Stephen Bubb, chief executive of the Association of Chief Executives of Voluntary Organisations (Acevo)

Q: I run a charity staffed by four people. One has recently demanded to go on flexible working. Can I turn him down?

A: I understand your concern. The right to request flexible working is, broadly speaking, available to all employees with children under the age of six and disabled children under the age of 18, provided they have worked for 26 weeks. There is no exemption for smaller organisations.

The size of an organisation may, however, be relevant when considering the request. An employer is under a duty to consider the request seriously but does not have to accept it if there is a valid business reason for refusing. These reasons include the burden of additional costs, a detrimental effect on the organisation's ability to meet customer demand and an inability to recruit additional staff. Small organisations may find it harder to allow an employee to work flexibly both in terms of costs and manpower.

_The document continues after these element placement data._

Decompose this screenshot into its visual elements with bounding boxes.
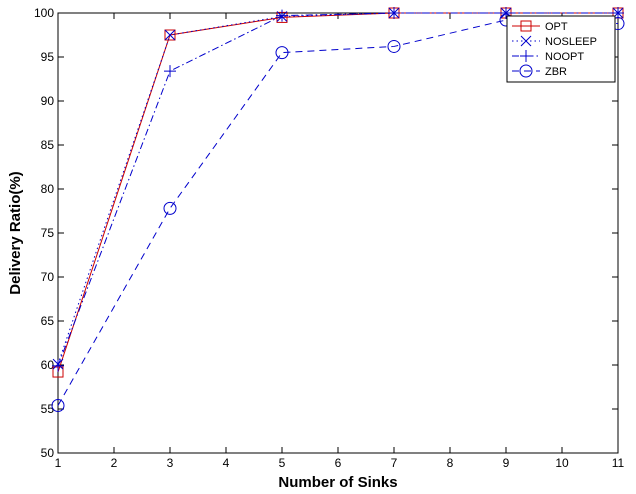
x-tick-label: 2 xyxy=(111,456,118,470)
legend-marker-noopt xyxy=(520,50,532,62)
legend-marker-opt xyxy=(520,20,532,32)
series-noopt-point xyxy=(276,9,288,22)
series-zbr-point xyxy=(51,398,65,412)
series-noopt-point xyxy=(500,7,512,19)
x-tick-label: 6 xyxy=(335,456,342,470)
series-noopt-point xyxy=(612,7,624,19)
y-tick-label: 85 xyxy=(41,138,55,152)
x-tick-label: 9 xyxy=(503,456,510,470)
y-tick-label: 75 xyxy=(41,226,55,240)
series-opt-point xyxy=(164,29,176,41)
legend-label-zbr: ZBR xyxy=(545,66,567,78)
legend: OPT NOSLEEP NOOPT ZBR xyxy=(506,15,616,83)
series-zbr-point xyxy=(163,201,177,215)
y-tick-label: 90 xyxy=(41,94,55,108)
y-tick-label: 65 xyxy=(41,314,55,328)
x-tick-label: 3 xyxy=(167,456,174,470)
series-noopt-point xyxy=(388,7,400,19)
x-axis-title: Number of Sinks xyxy=(278,474,397,491)
y-tick-label: 95 xyxy=(41,50,55,64)
x-tick-label: 10 xyxy=(555,456,569,470)
x-tick-label: 11 xyxy=(612,456,625,470)
legend-label-opt: OPT xyxy=(545,21,568,33)
legend-label-noopt: NOOPT xyxy=(545,51,584,63)
series-zbr-point xyxy=(387,39,401,53)
x-tick-label: 5 xyxy=(279,456,286,470)
y-tick-label: 50 xyxy=(41,446,55,460)
series-zbr-point xyxy=(275,46,289,60)
legend-box xyxy=(506,15,616,83)
y-tick-label: 80 xyxy=(41,182,55,196)
series-nosleep-point xyxy=(164,29,176,41)
y-tick-label: 55 xyxy=(41,402,55,416)
legend-marker-nosleep xyxy=(520,35,532,47)
x-tick-label: 1 xyxy=(55,456,62,470)
y-tick-label: 70 xyxy=(41,270,55,284)
series-noopt-line xyxy=(57,12,618,367)
series-noopt xyxy=(52,7,624,372)
series-noopt-point xyxy=(164,65,176,78)
y-axis-title: Delivery Ratio(%) xyxy=(7,171,24,294)
series-noopt-point xyxy=(52,359,64,372)
plot-area xyxy=(57,12,619,454)
legend-marker-zbr xyxy=(519,64,533,78)
x-tick-label: 7 xyxy=(391,456,398,470)
axis-ticks: 1 2 3 4 5 6 7 8 9 10 11 50 55 60 65 70 75 80 85 90 95 100 xyxy=(34,6,625,470)
y-tick-label: 60 xyxy=(41,358,55,372)
legend-label-nosleep: NOSLEEP xyxy=(545,36,597,48)
x-tick-label: 4 xyxy=(223,456,230,470)
y-tick-label: 100 xyxy=(34,6,54,20)
x-tick-label: 8 xyxy=(447,456,454,470)
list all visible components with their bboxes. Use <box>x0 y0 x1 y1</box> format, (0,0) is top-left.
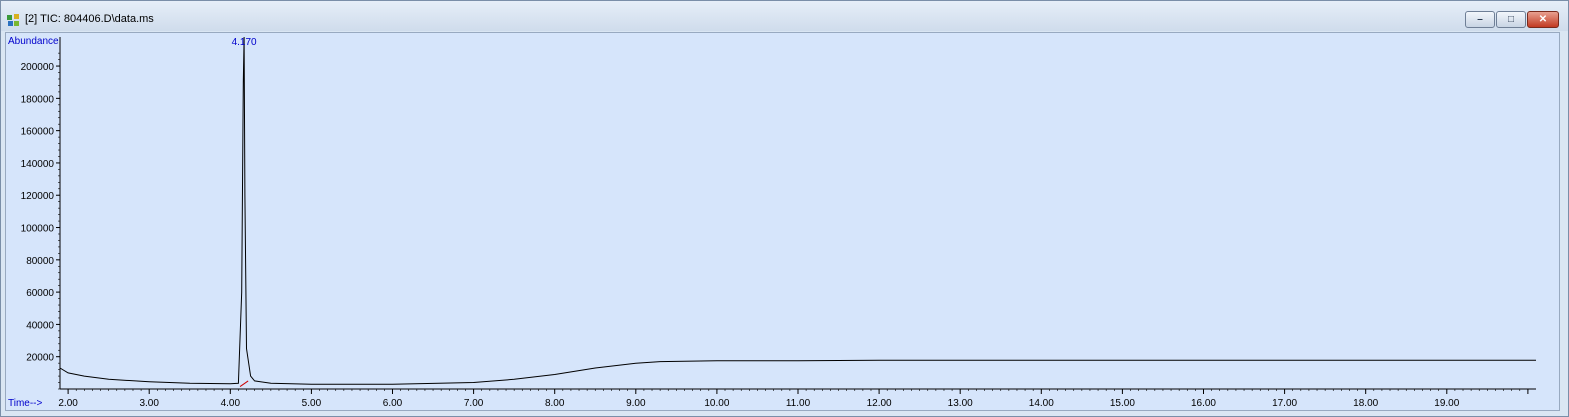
x-axis-label: Time--> <box>8 398 43 409</box>
x-tick-label: 8.00 <box>545 398 565 409</box>
maximize-button[interactable]: □ <box>1496 11 1526 28</box>
close-icon: ✕ <box>1538 14 1548 25</box>
x-tick-label: 18.00 <box>1353 398 1378 409</box>
x-tick-label: 13.00 <box>948 398 973 409</box>
y-tick-label: 40000 <box>26 320 54 331</box>
plot-area[interactable]: 20000 40000 60000 80000 100000 120000 140000 16… <box>5 32 1560 411</box>
y-tick-label: 100000 <box>21 224 55 235</box>
x-tick-label: 11.00 <box>786 398 811 409</box>
y-tick-label: 120000 <box>21 191 55 202</box>
x-tick-label: 12.00 <box>867 398 892 409</box>
y-tick-label: 140000 <box>21 159 55 170</box>
x-tick-label: 5.00 <box>302 398 322 409</box>
y-tick-label: 20000 <box>26 353 54 364</box>
y-tick-label: 160000 <box>21 127 55 138</box>
y-tick-label: 200000 <box>21 62 55 73</box>
x-tick-label: 3.00 <box>139 398 159 409</box>
peak-label: 4.170 <box>232 37 257 48</box>
app-icon <box>7 14 19 26</box>
x-tick-label: 7.00 <box>464 398 484 409</box>
y-tick-label: 80000 <box>26 256 54 267</box>
x-tick-label: 4.00 <box>221 398 241 409</box>
window-title: [2] TIC: 804406.D\data.ms <box>25 13 154 25</box>
close-button[interactable]: ✕ <box>1527 11 1559 28</box>
tic-trace <box>59 36 1536 385</box>
x-tick-label: 2.00 <box>58 398 78 409</box>
x-tick-label: 15.00 <box>1110 398 1135 409</box>
title-bar[interactable]: [2] TIC: 804406.D\data.ms – □ ✕ <box>1 1 1568 31</box>
x-tick-label: 14.00 <box>1029 398 1054 409</box>
x-tick-label: 10.00 <box>704 398 729 409</box>
x-tick-label: 19.00 <box>1434 398 1459 409</box>
tic-chromatogram: 20000 40000 60000 80000 100000 120000 140000 16… <box>8 36 1536 409</box>
y-tick-label: 60000 <box>26 288 54 299</box>
minimize-button[interactable]: – <box>1465 11 1495 28</box>
x-tick-label: 17.00 <box>1272 398 1297 409</box>
y-axis-label: Abundance <box>8 36 59 47</box>
minimize-icon: – <box>1477 14 1483 25</box>
maximize-icon: □ <box>1507 14 1515 25</box>
peak-baseline-mark <box>239 380 249 387</box>
x-tick-label: 9.00 <box>626 398 646 409</box>
x-tick-label: 16.00 <box>1191 398 1216 409</box>
y-tick-label: 180000 <box>21 94 55 105</box>
x-tick-label: 6.00 <box>383 398 403 409</box>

So you must think carefully about ways in which you might be able to meet the request. Is there a way in which flexible working might offer you operational benefits as well as providing a better work/life balance for your staff member? I don't know the reasons for the request but you can guarantee that if you turn it down flat it will affect motivation and work efficiency. On the other hand, if you are able to agree a sensible arrangement it may benefit you both.

Every organisation is different so you really need to work out what each individual staff member wants and how you can accommodate them. Different people may have different aspirations - parents may want time off in school holidays, while young employees might want sabbatical time for travelling.

Use this as an opportunity to consider working arrangements for you and your team. It would not be good to agree an arrangement for one person when the other three might also want flexibility. And I guess the other three will want to ensure they don't have to pick up the work as a result.

Don't fall into the trap of thinking flexible work is just about women or people with child-care responsibilities. The old nine-to-five, Anglo-Saxon approach to work is an increasingly outdated method of working.

Let's think Mediterranean! Let's be catholic about this! So, get out of your box. Think about how this person's job can be done in a different way. I suspect you are very adept in managing your organisation in a flexible and innovative way - see what you can do.